If this season was represented by a motor race, it would be the one where the leader opens up a large gap and the second-placed driver also runs away from the car in third. So the director of the television broadcast focuses on the wheel-to-wheel action from third to eighth while the commentators occasionally remind us about who’s out in front.
Inevitably we now ask whether the Reds’ Absalonsen fabulous form (see what I did there?) of the last two weeks can continue and how far it can take them.
Some luck might run their way. Sydney will be buoyant after last night’s stirring Asian Champions League win over Suwon Bluewings but the trip will have been taxing and, when the Sky Blues face Adelaide this weekend, they’ll have nothing to play for having already secured top spot.
The problem, however, is that the two Melbourne clubs (currently sitting third and fourth) both get to play hapless Wellington in the last two rounds. That’ll make it hard for United to climb higher than fifth – now the Reds’ likely finishing position.
I’ve maintained that third wouldn’t be a bad spot to enter the playoffs from this season. The team that finishes third will – if it wins in the first week of finals – will go to Newcastle for a semi-final instead of Sydney. Sure, the Jets would still be tough opposition – despite their two recent losses – but that fixture remains less imposing than an away semi against the Sky Blues.
So Adelaide can now forget a route to the grand final which avoids a week two trip to face Graham Arnold’s all-conquering machine, right?
Maybe not. I’m going to shelve this column’s normal pessimism and present a possibility that fans rarely consider.
Unlike the finals system used by the Australian Football League and the National Rugby League, not every team in the A-League’s playoffs has a fixed path through them.
Yes, teams one and two get a week off before hosting semis. And the first week sees elimination finals in which team three hosts team six while team four hosts team five.
But we can’t yet say for certain where all the elimination finals winners would go in week two. That’s because the highest ranked winner will face the team that finished the regular season in second place; the other winner goes to play the team that won the Premier’s Plate.
The normal order can be upset if team six (probably Brisbane or Western Sydney this season) defeats team three (probably Melbourne City) in week one. That would mean the highest ranked winner from the elimination finals would be the winner of fourth v fifth (likely to be Melbourne Victory v Adelaide United) and that team would then play team two (i.e. Newcastle) in a semi-final, not team one (Sydney FC).

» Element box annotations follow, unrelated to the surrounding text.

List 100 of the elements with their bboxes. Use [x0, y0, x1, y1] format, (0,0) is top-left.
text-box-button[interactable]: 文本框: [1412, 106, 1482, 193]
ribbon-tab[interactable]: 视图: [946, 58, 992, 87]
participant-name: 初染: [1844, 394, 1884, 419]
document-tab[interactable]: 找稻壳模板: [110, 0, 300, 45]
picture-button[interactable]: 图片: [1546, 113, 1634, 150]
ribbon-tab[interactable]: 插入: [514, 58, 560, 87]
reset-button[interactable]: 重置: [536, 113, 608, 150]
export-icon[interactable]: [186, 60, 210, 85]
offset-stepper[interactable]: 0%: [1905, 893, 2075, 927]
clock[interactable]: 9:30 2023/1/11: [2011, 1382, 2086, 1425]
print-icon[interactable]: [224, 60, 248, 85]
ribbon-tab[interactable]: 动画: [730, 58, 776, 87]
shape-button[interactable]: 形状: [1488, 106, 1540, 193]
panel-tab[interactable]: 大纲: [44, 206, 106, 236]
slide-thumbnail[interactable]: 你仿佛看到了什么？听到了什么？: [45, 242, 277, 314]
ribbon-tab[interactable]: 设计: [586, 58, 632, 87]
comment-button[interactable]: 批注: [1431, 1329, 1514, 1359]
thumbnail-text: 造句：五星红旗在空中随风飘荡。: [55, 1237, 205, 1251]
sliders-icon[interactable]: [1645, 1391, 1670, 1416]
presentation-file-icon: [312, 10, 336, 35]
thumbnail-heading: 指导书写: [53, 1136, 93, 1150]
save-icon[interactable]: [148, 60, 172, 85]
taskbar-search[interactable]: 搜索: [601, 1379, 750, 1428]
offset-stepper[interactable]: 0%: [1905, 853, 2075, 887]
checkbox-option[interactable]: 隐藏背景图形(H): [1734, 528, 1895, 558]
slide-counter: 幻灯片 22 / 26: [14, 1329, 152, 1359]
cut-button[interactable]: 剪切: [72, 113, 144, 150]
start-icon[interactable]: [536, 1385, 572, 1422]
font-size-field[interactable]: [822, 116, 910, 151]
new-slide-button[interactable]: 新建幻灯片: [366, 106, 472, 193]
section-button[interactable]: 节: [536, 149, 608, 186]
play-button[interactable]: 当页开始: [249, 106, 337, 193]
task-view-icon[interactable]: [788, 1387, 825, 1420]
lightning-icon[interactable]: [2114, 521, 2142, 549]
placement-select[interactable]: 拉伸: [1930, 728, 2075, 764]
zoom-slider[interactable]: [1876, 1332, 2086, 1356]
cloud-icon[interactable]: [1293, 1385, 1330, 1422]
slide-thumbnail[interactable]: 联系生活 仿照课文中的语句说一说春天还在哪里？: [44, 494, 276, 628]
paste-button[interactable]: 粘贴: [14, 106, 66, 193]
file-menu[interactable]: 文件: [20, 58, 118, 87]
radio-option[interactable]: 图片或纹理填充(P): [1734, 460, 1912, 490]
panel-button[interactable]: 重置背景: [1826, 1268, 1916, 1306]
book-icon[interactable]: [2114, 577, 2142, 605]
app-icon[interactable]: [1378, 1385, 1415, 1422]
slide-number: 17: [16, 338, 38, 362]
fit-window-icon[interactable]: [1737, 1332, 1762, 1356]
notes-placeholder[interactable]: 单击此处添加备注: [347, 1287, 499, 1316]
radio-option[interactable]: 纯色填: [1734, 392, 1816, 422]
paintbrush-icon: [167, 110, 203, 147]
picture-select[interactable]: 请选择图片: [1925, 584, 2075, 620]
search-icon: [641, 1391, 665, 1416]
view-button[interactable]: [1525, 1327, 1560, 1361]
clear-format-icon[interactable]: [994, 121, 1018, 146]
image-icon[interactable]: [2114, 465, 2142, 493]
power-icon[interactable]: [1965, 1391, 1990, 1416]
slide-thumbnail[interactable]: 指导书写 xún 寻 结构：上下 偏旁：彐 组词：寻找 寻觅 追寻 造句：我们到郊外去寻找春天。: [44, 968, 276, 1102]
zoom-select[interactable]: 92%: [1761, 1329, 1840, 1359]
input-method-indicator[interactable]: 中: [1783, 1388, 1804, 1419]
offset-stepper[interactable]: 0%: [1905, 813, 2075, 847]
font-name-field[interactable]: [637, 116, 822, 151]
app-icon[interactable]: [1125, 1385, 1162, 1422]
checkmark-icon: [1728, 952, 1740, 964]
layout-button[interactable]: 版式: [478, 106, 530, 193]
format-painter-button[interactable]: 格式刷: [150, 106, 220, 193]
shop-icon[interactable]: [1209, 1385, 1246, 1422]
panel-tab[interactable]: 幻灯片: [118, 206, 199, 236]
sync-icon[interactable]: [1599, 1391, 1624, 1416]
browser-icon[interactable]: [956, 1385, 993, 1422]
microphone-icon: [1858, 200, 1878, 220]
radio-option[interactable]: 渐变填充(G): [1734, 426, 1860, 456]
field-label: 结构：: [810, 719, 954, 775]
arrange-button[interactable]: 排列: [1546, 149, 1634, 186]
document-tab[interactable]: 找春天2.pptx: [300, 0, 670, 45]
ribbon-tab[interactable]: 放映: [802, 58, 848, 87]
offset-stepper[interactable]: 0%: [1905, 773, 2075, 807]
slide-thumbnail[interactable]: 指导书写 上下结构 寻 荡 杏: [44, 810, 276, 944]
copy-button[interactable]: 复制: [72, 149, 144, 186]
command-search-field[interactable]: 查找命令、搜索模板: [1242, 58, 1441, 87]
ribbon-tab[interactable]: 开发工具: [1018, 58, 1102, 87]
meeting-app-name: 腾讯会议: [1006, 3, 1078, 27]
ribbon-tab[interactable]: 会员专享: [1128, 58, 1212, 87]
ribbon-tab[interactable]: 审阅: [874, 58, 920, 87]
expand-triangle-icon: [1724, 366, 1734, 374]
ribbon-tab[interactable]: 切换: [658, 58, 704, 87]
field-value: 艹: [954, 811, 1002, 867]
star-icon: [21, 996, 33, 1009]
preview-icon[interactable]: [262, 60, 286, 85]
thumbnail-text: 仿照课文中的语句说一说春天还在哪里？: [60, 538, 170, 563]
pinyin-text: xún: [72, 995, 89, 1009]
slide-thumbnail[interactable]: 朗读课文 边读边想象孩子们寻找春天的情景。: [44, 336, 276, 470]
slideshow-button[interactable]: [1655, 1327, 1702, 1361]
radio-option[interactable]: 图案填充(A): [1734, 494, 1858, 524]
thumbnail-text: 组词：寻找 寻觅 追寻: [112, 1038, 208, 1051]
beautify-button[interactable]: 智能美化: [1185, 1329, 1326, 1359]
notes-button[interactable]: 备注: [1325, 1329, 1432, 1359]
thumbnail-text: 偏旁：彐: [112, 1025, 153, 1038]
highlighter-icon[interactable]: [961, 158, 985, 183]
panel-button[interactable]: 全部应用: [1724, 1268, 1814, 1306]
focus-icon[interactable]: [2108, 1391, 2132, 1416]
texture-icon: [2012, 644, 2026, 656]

We rarely discuss this possibility because team three enjoys home ground advantage over team six and should, in any case, be better. Indeed, in the five completed seasons with the current finals system, sixth is yet to beat third in week one.
But we’ve certainly been close to a surprise in that fixture. Five years ago, Melbourne Victory needed extra time (after scoring a late equalising goal) to squeeze past Perth. When Victory finished sixth in 2015-16, it was only denied winning the 3 v 6 playoff by two late Brisbane Roar goals.
Last season Brisbane again finished third and its elimination final against Western Sydney went to penalties. Roar survived.
United fans might be cheering Brisbane on in two weeks. The Queensland team is currently sixth and might be heading for that third v sixth final again, this time as the lower-ranked team. And given Roar’s form (only Sydney has more points from its last 10 matches), you couldn’t rule them out.
I still can’t see the Reds winning the title but the wonderful thing about finals is they always provide hope. And there’s plenty to look forward to with a likely match against Melbourne Victory in week one. The impact of a certain Danish player should ensure there isn’t a repeat of United’s terrible performance when the teams met in February.
And maybe, just maybe, if the Reds win their first playoff, the other elimination final will give them the easier route to the title decider.
Paul Marcuccitti is InDaily’s soccer columnist.